Il 5 dicembre 1952 ricorre un triste anniversario, quello del “Great Smog of London”. Un periodo segnato dalla concomitanza di tempo stabile anticiclonico e freddo, creò le condizioni ideali per l’accumulo di smog nella città di Londra. All’epoca l’utilizzo del carbone era molto più diffuso rispetto ad oggi, e fu anche questa una delle cause della nube di smog che invase tutta la City. Gli effetti della nube furono disastrosi: migliaia di persone morirono per problemi respiratori. In un primo momento furono stimate circa 4000 vittime ma in seguito a ricerche più recenti il numero salì considerevolmente fino a 12mila persone, a cui si aggiunsero anche 100mila malati in condizioni gravi. Il Grande smog è passato alla storia come il peggior evento d’inquinamento atmosferico del Regno Unito, ma anche come uno dei più importanti episodi di rilevanza scientifica. Il Grande Smog di Londra iniziò a dissiparsi dal 9 dicembre, quando il cambiamento delle condizioni meteo ripulì l’aria dalle particelle contaminanti.
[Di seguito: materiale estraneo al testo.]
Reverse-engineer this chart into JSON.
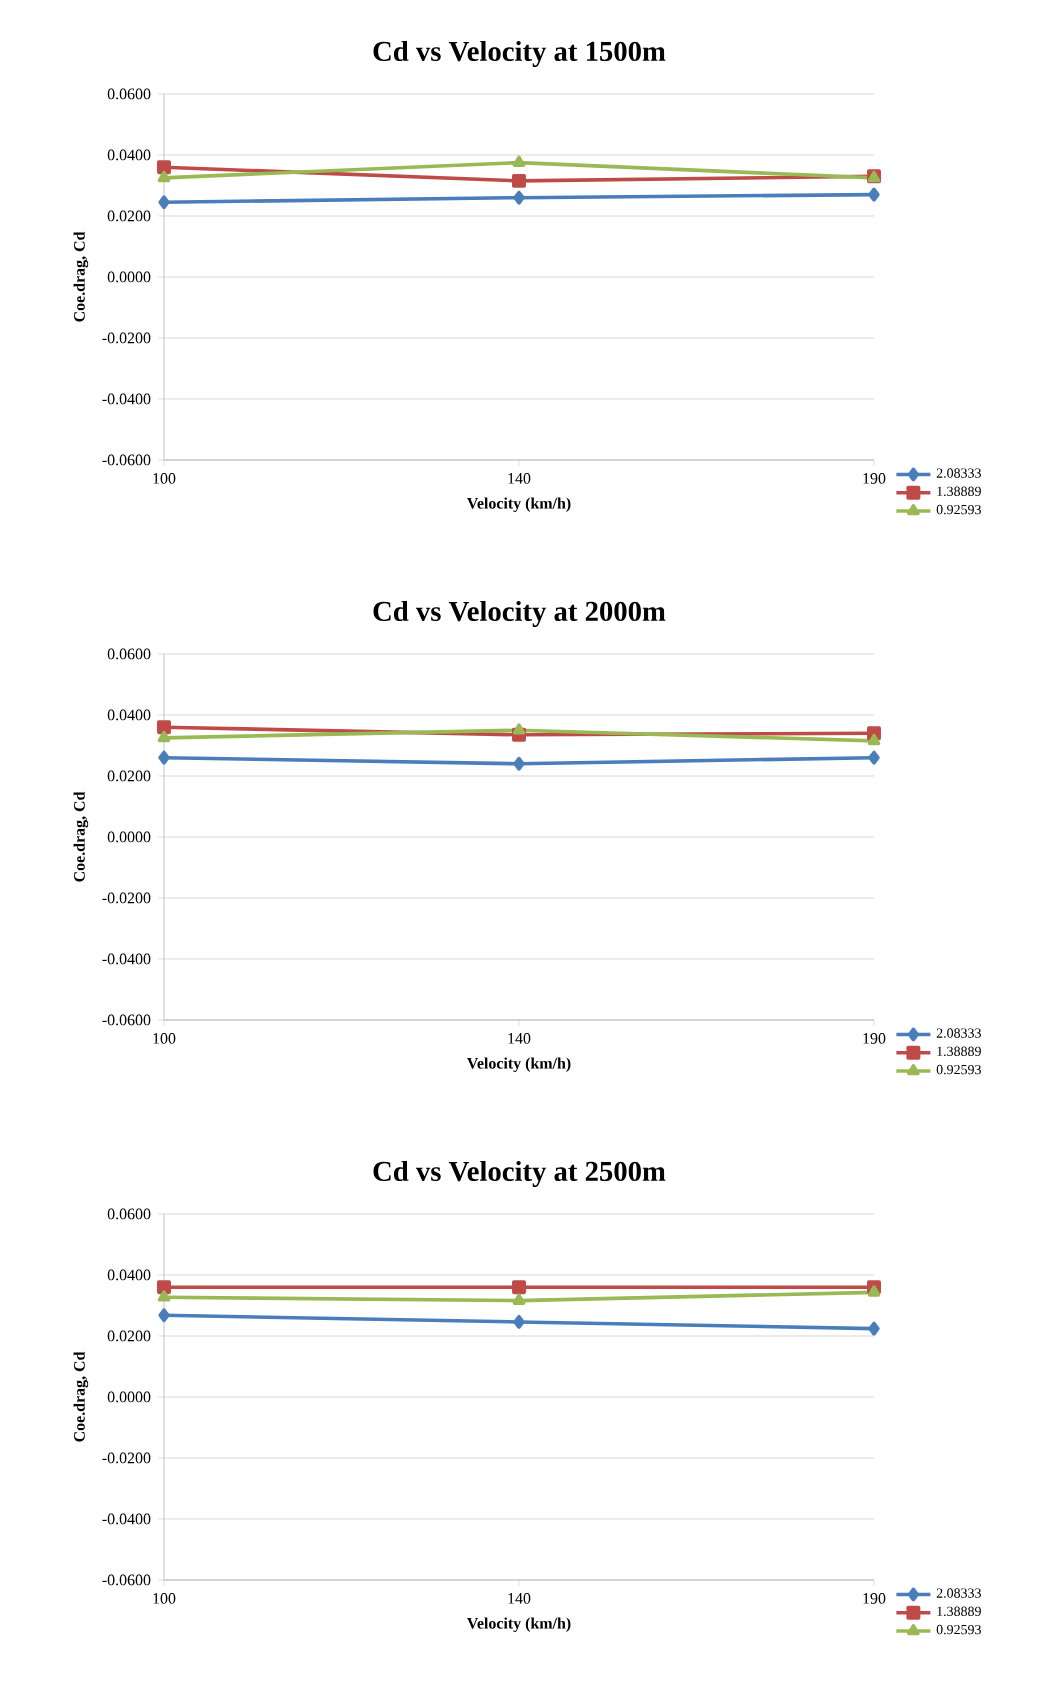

Le cause del Grande Smog sono state innanzitutto il brusco aumento del livello d’inquinamento verificatosi nei giorni precedenti, a cui seguì un grave innalzamento del tasso di mortalità e di morbilità. Tra il 3 e il 4 dicembre 1952 l‘anticiclone delle Azzorre spostò la propria zona di influenza sull’Atlantico settentrionale, provocando un’inversione termica su Londra. Il risultato fu un denso strato d’aria fredda e stagnante che rimase intrappolato sotto uno strato d’aria più calda, provocando assenza di ventilazione e di ricambio d’aria. Quando l’aria umida entrò in contatto con il terreno, si raffreddò fino a raggiungere il punto di rugiada formando condensa. L’inversione termica spinse l’aria satura verso l’alto, causando il fitto strato di nebbia che si estendeva dai 100 ai 200 metri. Ovviamente questa nebbia conteneva gocce d’acqua ma anche il fumo proveniente dalle migliaia di camini delle case.
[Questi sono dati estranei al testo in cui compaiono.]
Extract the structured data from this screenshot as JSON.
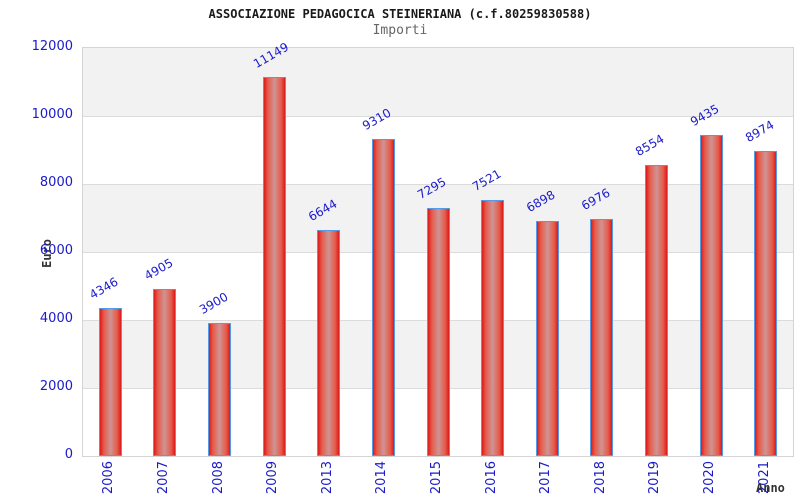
{
  "header": {
    "title": "ASSOCIAZIONE PEDAGOCICA STEINERIANA (c.f.80259830588)",
    "subtitle": "Importi"
  },
  "chart_data": {
    "type": "bar",
    "title": "ASSOCIAZIONE PEDAGOCICA STEINERIANA (c.f.80259830588)",
    "subtitle": "Importi",
    "xlabel": "Anno",
    "ylabel": "Euro",
    "categories": [
      "2006",
      "2007",
      "2008",
      "2009",
      "2013",
      "2014",
      "2015",
      "2016",
      "2017",
      "2018",
      "2019",
      "2020",
      "2021"
    ],
    "values": [
      4346,
      4905,
      3900,
      11149,
      6644,
      9310,
      7295,
      7521,
      6898,
      6976,
      8554,
      9435,
      8974
    ],
    "bar_value_labels": true,
    "ylim": [
      0,
      12000
    ],
    "yticks": [
      0,
      2000,
      4000,
      6000,
      8000,
      10000,
      12000
    ],
    "grid": "alternating-horizontal-bands",
    "legend_position": "none",
    "colors": {
      "label_blue": "#1a1acc",
      "bar_edge": "#dd1a1a",
      "bar_inner": "#e65a49",
      "bar_mid": "#cf9494",
      "bar_border": "#559ae8",
      "band_gray": "#f2f2f2",
      "band_white": "#ffffff",
      "plot_border": "#d4d4d4",
      "grid_line": "#dcdcdc",
      "title_text": "#1a1a1a",
      "subtitle_text": "#666666",
      "axis_title_text": "#333333"
    }
  }
}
A peggiorare il fenomeno furono poi le rigide temperature di quel periodo: gli abitanti, infatti, furono costretti ad aumentare il consumo di carbone per il riscaldamento domestico. L’unico carbone disponibile per il consumo era di bassissima qualità perché quello più pregiato e più costoso era destinato solo all’esportazione, il contenuto di zolfo era dunque altissimo e fece aumentare la quantità di anidride solforosa nei fumi. Le ciminiere industriali e gli scarichi dei veicoli in circolazione non fecero altro, poi, che aumentare ancora di più i livelli di inquinamento. Il colore scuro dello Grande Smog fu dovuto alla concentrazione di fumi di combustione e alla presenza di particelle catramose di fuliggine.
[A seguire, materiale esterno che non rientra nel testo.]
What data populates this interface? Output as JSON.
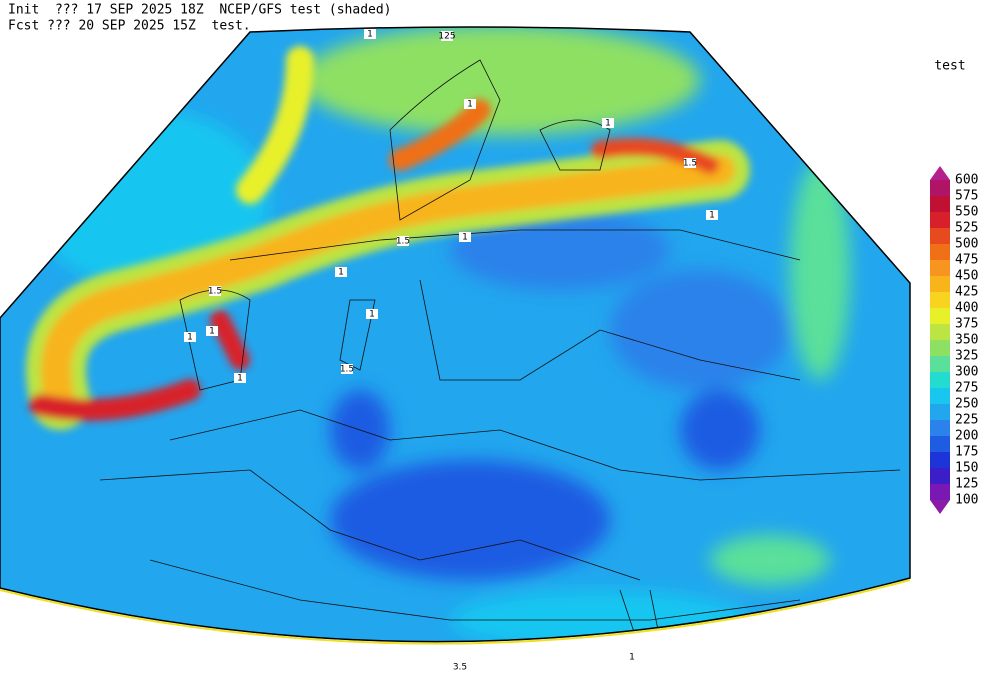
{
  "header": {
    "line1": "Init  ??? 17 SEP 2025 18Z  NCEP/GFS test (shaded)",
    "line2": "Fcst ??? 20 SEP 2025 15Z  test."
  },
  "legend": {
    "title": "test",
    "levels": [
      100,
      125,
      150,
      175,
      200,
      225,
      250,
      275,
      300,
      325,
      350,
      375,
      400,
      425,
      450,
      475,
      500,
      525,
      550,
      575,
      600
    ],
    "colors": [
      "#8a1ca8",
      "#7a18b4",
      "#3b1ec8",
      "#1c34d8",
      "#1e5ce2",
      "#2a82ea",
      "#22a6ee",
      "#18c6f0",
      "#22dcd0",
      "#5ae09a",
      "#8ee064",
      "#bce442",
      "#e8f02a",
      "#f8d420",
      "#f8b41a",
      "#f89420",
      "#f07018",
      "#e84a20",
      "#d8202a",
      "#c01034",
      "#b01466",
      "#b4208c"
    ]
  },
  "contour_labels": [
    "125",
    "1",
    "1",
    "1.5",
    "1",
    "1.5",
    "1",
    "1",
    "1",
    "1",
    "1.5",
    "1",
    "1.5",
    "1",
    "1",
    "3.5",
    "1"
  ]
}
Nel 2016 un gruppo di ricercatori internazionali, guidato da Renyi Zhang, docente di scienze atmosferiche della Texas A&M University, pubblicò uno studio dove veniva illustrato il processo chimico attraverso cui le sostanze inquinanti si trasformarono in una nebbia densa e maleodorante, divenendo così letale per migliaia di persone. I ricercatori hanno sottolineato in particolare come a causa dell‘interazione chimica tra il biossido di zolfo e il biossido di azoto, il solfato si sia legato alle gocce d’acqua di cui era composta la nebbia. Secondo la recente ricerca il processo di formazione di particelle di acido solforico derivanti dal biossido di zolfo sarebbe stato facilitato dal biossido di azoto che, diluendosi nelle particelle d’acqua, si diffuse in tutta la città intossicandone gli abitanti. Ma il risultato più preoccupante di questa ricerca è che, in presenza di determinate condizioni atmosferiche, un evento simile al Grande smog di Londra ha un’altra probabilità di verificarsi nuovamente, in particolare nelle metropoli già piagate dall’inquinamento atmosferico.